Les premiers sultans, souvent nés d'une mère chrétienne, témoignaient
d'une relative bienveillance à l'égard des Grecs orthodoxes et des
Arméniens monophysites.
Ces derniers étaient surtout établis dans l'ancien royaume d'Arménie,
au pied du Caucase, premier royaume de l'Histoire à s'être rallié au
christianisme ! Ils étaient majoritaires aussi en Cilicie, une province
du sud de l'Asie mineure que l'on appelait parfois «Petite Arménie». On en retrouvait à Istamboul ainsi que dans les villes libanaises et à Jérusalem.
L'empire ottoman comptait environ 2 millions d'Arméniens à la fin du
XIXe siècle sur une population totale de 36 millions d'habitants.
Ébauche de génocide
Après une tentative de modernisation par le haut, dans la période du Tanzimat,
entre 1839 et 1876, l'empire ottoman entre dans une décadence
accélérée. Le sultan Abdul-Hamid II attise sans vergogne les haines
religieuses pour consolider son pouvoir (les derniers tsars de Russie
font de même dans leur empire).
Entre 1894 et 1896, comme les Arméniens réclament des réformes et une
modernisation des institutions, le sultan en fait massacrer 200.000 à
250.000 avec le concours diligent des montagnards
kurdes. À Constantinople même, la violence se déchaîne contre les
Arméniens du grand bazar, tués à coups de gourdin.
Un million d'Arméniens sont dépouillés de leurs biens et quelques
milliers convertis de force. Des centaines d'églises sont brûlées ou
transformées en mosquées... Rien qu'en juin 1896, dans la région de Van,
au coeur de l'Arménie historique, pas moins de 350 villages sont rayés
de la carte.
Ces massacres planifiés ont déjà un avant-goût de génocide.

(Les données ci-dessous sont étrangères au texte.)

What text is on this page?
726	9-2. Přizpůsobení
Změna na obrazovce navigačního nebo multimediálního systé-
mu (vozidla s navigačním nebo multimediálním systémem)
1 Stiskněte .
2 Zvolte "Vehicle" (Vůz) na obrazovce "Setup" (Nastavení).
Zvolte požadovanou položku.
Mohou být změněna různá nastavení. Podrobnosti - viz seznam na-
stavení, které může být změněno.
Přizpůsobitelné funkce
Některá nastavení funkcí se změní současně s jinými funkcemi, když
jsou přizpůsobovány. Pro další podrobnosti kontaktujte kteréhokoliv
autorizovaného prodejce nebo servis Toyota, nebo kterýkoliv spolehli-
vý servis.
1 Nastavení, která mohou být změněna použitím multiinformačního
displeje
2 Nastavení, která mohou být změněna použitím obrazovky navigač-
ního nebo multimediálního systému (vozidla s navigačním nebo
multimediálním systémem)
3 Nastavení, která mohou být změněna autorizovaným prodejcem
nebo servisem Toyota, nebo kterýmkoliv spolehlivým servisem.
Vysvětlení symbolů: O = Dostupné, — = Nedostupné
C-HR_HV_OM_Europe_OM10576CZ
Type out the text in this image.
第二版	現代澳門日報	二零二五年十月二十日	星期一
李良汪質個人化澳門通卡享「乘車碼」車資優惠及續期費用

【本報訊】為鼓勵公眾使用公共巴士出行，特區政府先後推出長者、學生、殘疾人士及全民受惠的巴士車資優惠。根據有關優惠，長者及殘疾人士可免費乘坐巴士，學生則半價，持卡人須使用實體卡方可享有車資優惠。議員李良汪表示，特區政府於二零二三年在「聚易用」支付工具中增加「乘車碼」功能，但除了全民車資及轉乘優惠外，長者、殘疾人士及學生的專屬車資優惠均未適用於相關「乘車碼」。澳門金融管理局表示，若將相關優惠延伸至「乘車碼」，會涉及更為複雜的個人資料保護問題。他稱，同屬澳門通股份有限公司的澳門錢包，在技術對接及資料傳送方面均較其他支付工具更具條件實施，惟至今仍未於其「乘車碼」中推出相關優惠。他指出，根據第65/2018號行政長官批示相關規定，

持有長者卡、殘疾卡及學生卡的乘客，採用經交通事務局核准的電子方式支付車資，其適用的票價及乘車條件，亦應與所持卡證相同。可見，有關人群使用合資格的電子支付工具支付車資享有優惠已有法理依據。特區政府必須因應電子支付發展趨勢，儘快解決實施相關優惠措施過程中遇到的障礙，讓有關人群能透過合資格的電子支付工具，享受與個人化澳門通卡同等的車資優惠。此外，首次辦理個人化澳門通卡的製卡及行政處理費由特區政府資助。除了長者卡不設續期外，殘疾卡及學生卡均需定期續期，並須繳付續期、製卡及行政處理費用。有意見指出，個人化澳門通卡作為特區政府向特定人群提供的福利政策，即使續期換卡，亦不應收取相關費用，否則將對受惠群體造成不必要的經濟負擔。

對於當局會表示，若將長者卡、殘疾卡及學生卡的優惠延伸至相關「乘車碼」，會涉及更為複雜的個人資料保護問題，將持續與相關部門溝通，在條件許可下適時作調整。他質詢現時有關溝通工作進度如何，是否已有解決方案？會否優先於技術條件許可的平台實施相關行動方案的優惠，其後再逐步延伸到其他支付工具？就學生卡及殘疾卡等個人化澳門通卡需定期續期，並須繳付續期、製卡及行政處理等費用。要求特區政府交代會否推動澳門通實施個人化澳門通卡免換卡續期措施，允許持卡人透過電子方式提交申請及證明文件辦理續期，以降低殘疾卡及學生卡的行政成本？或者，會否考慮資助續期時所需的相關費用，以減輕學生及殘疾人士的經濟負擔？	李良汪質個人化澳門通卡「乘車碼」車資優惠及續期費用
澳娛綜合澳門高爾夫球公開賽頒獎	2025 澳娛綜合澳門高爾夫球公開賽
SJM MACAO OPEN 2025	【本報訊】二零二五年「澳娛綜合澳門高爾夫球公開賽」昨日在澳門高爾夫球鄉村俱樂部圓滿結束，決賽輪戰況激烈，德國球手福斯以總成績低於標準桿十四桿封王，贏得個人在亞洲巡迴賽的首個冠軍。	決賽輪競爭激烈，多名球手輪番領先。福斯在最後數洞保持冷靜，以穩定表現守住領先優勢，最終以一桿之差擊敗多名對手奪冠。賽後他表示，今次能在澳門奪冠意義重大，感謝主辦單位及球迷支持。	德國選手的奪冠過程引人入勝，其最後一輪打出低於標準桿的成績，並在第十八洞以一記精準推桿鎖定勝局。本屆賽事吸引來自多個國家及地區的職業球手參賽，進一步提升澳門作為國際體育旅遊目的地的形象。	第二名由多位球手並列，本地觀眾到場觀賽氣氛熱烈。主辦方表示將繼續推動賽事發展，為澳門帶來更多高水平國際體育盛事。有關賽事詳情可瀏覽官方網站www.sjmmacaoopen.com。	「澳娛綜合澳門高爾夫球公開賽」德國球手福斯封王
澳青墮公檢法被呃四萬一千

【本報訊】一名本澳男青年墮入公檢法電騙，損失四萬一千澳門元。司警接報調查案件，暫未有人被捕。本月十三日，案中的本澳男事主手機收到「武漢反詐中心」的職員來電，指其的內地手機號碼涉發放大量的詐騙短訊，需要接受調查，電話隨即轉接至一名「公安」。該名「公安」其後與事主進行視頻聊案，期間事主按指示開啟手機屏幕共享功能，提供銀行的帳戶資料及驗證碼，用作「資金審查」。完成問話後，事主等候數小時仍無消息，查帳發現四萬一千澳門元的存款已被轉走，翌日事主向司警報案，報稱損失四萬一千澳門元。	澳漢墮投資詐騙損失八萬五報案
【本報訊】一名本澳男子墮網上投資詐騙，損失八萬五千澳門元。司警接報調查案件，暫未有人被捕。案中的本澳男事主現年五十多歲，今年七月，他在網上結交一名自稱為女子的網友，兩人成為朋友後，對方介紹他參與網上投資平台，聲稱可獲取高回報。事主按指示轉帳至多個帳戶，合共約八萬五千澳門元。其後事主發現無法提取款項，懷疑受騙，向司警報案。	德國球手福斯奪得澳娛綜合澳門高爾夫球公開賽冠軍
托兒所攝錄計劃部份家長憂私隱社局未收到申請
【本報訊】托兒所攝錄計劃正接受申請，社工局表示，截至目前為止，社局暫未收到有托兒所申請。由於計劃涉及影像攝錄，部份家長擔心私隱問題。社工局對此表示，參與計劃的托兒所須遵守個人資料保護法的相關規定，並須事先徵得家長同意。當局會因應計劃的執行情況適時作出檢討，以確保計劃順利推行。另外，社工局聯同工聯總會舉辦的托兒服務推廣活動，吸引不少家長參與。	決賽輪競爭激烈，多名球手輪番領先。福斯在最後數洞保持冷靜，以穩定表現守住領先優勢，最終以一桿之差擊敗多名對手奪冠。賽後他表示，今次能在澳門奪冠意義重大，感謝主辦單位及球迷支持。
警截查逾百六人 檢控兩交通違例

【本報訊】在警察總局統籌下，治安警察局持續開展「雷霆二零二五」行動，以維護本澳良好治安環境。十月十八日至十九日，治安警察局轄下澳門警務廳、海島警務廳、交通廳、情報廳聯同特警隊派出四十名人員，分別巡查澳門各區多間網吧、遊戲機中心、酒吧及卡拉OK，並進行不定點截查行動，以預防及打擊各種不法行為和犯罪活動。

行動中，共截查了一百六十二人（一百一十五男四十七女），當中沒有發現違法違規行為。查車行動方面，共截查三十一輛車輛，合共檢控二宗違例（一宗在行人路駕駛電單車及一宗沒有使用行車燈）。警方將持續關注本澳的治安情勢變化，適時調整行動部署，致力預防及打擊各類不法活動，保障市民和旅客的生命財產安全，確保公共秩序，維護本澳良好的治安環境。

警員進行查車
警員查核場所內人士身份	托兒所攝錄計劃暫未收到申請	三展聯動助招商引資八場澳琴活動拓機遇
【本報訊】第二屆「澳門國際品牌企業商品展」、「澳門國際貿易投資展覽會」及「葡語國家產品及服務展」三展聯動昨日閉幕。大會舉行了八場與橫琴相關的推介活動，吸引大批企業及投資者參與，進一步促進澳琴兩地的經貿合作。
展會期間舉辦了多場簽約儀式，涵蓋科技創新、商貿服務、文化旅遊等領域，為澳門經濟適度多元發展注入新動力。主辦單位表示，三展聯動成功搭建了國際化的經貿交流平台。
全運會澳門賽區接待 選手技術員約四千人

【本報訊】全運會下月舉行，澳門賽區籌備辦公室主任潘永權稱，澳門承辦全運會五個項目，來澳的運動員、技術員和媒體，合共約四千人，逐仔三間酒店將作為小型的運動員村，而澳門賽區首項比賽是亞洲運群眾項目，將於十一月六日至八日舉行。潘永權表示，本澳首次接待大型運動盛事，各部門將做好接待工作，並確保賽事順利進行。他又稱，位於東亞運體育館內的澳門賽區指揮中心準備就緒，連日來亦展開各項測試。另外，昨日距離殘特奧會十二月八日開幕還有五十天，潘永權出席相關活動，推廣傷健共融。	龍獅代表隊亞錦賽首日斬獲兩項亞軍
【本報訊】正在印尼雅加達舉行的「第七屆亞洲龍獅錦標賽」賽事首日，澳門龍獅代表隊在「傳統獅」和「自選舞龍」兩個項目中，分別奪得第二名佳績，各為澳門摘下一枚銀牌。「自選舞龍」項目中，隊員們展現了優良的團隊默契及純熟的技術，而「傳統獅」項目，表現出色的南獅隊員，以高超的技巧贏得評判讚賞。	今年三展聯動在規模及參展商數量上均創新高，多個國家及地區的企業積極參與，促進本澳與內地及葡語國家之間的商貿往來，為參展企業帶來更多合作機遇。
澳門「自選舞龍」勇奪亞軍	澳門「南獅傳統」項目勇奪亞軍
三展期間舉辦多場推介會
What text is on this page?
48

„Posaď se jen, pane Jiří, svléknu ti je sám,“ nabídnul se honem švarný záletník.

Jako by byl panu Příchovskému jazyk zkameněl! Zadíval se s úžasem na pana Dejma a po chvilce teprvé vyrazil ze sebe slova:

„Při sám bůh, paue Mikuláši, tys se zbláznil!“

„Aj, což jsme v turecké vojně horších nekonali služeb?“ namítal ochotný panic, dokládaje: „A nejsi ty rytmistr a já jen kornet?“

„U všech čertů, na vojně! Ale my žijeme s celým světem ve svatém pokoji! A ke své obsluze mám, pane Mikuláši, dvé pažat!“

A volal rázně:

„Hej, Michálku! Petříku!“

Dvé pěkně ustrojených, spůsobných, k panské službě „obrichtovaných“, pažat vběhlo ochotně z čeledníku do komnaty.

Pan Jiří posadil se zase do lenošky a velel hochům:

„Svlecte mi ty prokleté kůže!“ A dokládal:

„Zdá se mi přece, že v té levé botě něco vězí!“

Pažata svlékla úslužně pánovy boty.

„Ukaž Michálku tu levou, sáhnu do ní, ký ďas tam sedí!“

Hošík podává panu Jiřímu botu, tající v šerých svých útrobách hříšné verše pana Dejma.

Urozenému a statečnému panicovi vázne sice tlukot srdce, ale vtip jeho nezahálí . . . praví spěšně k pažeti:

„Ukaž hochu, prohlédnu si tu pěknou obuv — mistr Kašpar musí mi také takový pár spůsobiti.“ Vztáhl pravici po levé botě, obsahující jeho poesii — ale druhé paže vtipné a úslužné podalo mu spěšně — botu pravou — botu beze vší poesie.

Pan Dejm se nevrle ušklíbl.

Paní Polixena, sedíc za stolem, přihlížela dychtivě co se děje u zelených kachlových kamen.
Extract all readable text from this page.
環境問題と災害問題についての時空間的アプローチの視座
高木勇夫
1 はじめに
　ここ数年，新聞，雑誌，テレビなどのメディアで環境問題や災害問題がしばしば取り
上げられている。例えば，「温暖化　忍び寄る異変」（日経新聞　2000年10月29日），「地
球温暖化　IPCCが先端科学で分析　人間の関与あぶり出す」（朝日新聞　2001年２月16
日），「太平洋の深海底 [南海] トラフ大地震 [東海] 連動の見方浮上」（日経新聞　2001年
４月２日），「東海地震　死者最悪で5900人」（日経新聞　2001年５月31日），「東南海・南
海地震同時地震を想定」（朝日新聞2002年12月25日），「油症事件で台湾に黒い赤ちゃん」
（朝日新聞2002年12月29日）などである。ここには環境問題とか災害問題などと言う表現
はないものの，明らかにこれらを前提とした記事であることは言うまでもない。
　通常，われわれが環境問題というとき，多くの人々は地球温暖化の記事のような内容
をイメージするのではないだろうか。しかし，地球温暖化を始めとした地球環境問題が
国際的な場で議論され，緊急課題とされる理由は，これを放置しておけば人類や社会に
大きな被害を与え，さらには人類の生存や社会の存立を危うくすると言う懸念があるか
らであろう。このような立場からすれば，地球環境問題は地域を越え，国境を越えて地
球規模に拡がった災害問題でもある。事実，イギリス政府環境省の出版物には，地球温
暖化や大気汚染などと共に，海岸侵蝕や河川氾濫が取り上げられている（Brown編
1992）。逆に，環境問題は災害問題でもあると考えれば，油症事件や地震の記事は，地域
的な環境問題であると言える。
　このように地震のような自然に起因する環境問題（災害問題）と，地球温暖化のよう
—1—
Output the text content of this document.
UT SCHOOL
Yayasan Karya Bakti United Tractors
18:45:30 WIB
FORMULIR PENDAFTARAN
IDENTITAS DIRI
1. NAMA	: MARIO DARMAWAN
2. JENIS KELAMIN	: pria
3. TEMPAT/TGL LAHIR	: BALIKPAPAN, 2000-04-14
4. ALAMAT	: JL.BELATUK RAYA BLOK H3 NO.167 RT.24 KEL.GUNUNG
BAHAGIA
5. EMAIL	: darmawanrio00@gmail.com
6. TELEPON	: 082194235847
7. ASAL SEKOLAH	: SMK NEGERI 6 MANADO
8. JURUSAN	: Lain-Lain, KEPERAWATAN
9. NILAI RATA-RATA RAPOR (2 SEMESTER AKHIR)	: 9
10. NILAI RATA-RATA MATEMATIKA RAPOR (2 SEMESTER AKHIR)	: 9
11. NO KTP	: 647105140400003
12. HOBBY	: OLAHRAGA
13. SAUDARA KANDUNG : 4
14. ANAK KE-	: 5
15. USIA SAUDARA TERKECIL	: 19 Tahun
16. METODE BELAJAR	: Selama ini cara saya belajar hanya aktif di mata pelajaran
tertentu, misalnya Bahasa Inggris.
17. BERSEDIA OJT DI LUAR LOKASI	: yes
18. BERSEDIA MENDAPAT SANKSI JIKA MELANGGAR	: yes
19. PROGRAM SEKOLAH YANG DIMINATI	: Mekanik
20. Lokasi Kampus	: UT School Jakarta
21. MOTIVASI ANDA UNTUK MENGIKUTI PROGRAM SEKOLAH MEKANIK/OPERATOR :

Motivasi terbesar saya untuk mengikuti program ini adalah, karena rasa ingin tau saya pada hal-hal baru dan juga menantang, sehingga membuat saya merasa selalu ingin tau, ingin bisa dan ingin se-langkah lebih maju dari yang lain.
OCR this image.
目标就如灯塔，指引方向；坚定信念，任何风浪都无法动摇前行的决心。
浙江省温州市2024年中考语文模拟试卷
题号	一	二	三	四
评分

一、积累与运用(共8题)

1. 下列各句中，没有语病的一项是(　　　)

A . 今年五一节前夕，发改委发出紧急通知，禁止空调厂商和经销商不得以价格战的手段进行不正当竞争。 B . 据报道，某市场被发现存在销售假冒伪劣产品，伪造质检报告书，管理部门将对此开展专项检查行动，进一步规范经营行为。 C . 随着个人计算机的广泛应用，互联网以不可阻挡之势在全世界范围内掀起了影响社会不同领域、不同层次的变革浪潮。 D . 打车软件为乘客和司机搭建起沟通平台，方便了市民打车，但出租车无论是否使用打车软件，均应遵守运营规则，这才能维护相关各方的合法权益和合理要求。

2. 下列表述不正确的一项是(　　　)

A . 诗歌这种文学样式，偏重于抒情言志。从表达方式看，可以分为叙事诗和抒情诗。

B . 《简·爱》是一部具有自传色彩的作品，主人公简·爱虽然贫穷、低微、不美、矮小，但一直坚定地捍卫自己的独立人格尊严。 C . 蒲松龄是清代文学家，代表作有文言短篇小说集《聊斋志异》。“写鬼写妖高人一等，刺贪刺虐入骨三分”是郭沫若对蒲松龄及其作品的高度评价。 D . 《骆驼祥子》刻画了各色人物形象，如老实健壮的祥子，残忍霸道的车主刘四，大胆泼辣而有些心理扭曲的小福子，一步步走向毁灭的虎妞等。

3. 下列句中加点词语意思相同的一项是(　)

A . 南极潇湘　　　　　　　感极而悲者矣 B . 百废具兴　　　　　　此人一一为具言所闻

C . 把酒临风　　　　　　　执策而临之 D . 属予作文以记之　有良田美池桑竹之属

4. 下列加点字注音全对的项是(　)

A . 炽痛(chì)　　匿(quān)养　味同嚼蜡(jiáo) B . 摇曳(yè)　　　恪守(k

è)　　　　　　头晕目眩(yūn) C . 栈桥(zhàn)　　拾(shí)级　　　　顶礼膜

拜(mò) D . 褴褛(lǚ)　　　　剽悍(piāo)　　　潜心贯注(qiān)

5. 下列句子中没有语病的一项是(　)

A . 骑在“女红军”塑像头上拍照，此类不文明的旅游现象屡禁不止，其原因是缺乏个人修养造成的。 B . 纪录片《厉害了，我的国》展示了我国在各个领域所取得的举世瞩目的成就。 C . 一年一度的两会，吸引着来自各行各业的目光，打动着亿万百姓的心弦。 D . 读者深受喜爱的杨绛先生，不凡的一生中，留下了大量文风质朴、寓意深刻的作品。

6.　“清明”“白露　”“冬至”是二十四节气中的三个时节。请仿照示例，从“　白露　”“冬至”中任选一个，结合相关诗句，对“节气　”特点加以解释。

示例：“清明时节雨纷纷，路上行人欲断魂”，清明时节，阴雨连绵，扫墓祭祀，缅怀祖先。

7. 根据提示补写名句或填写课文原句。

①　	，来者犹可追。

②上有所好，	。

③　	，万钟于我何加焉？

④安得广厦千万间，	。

L'Américain George Hepworth enquêtant sur les lieux deux ans après les
faits, écrit : «Pendant mes déplacements en Arménie, j'ai été de
jour en jour plus profondément convaincu que l'avenir des Arméniens est
excessivement sombre. Il se peut que la main des Turcs soit retenue dans
la crainte de l'Europe mais je suis sûr que leur objectif est
l'extermination et qu'ils poursuivront cet objectif jusqu'au bout si
l'occasion s'en présente. Ils sont déjà tout près de l'avoir atteint» (*).
Les Occidentaux se contentent de plates protestations. Il est vrai que le «Sultan rouge» fait le maximum pour dissimuler son forfait et même paie la presse européenne pour qu'elle fasse silence sur les massacres.
Abdul-Hamid II joue par ailleurs la carte de chef spirituel de tous
les musulmans en sa qualité de calife. Il fait construire le chemin de
fer du Hedjaz pour faciliter les pèlerinages à La Mecque. Il se
rapproche aussi de l'Allemagne de Guillaume II. Mais ces initiatives lui
valent d'être déposé en 1909 par le mouvement des «Jeunes-Turcs».
À l'origine du sentiment national turc, ces derniers lui reprochent
de livrer l'empire aux appétits étrangers et de montrer trop de
complaisance pour les Arabes.
Les «Jeunes-Turcs» veulent se démarquer des «Vieux-Turcs» qui, au début du XIXe siècle, s'opposèrent à la modernisation de l'empire.
Ils installent au pouvoir un Comité Union et Progrès (CUP, en turc Ittihad) dirigé par Enver pacha (27 ans), sous l'égide d'un nouveau sultan, Mohamed V.
Ils donnent au pays une Constitution... ainsi qu'une devise empruntée à la France: «Liberté, Égalité, Fraternité».
Ils laissent espérer un sort meilleur aux minorités de l'empire, sur
des bases laïques. Mais leur idéologie emprunte au nationalisme le plus
étroit.
Confrontés à un lent démembrement de l'empire multinational et à sa
transformation en puissance asiatique (l'empire ne possède plus en
Europe que la région de Constantinople), ils se font les champions du «touranisme».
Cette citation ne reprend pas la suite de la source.